I would do that with my 110 without hesitating. A contractor wouldn't because he has to pay the operator by the hour. If your own time is free, go for it.
Think about it this way: you are moving the material in a 40' x 40' x 1' area to another area. That is roughly 60 cubic yards.
I have put 40 yards into a dump truck from a loose pile in ~2 hours, which included the time for the truck to drive a mile, dump the load and come back.
I have trenched 100' x 3' deep x 20" through the woods in one day with the hoe. That is only 18.5 yards of material, but I had to dodge trees, pull out big roots, work on a significant slope, and build a dirt ramp to get in there.
My guess is that this would be 2-3 days of work, mostly digging with the FEL, dumping, backdragging and compacting with the tires. Maybe loosen some material with the hoe as it gets deeper. You didn't mention a footer for the foundation, which might add another day or two. You might want to dig the footer first using the hoe just so you don't have to deal with a 2' step right where you want to position the machine for trenching the footer.

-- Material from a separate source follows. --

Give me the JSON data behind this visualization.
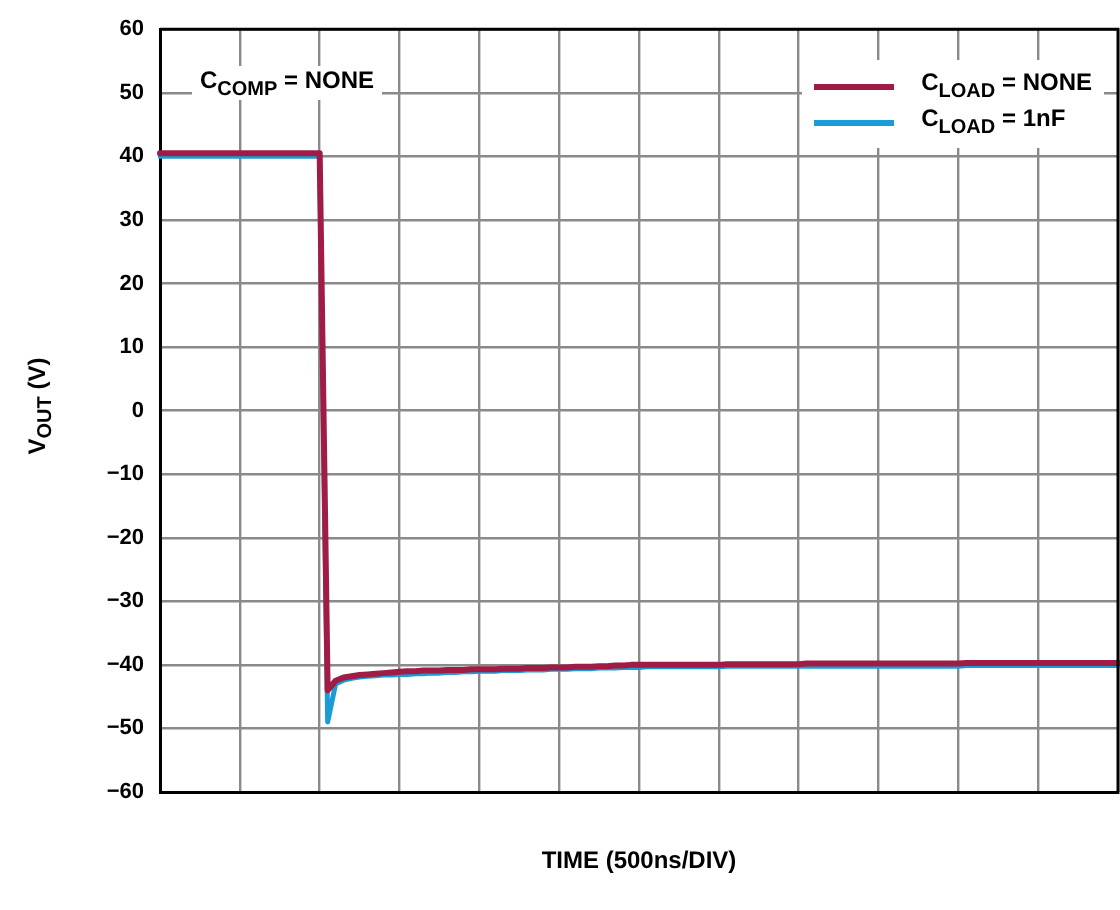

Plan this out ahead of time. I am pretty fearless on the size of project I will take on. I would be tempted to dig out the footer around the low end, hire a helper to assist with building forms for just that end and pour a footer high enough that it would act as a retaining wall for the fill material. Then dig the footer around the high end, re-use the same form material and pour a footer that would act as a retaining wall to keep the earth out of the high end. Then move and compact the material with the 110 and pour a slab floor. Might take a while longer, but you would save $$$. Most places you can design a 2' retaining wall without an engineer. It would be even less expensive to use cinderblock for the retaining wall/stem wall. I would use forms and a poured wall just because I am terrible at laying block.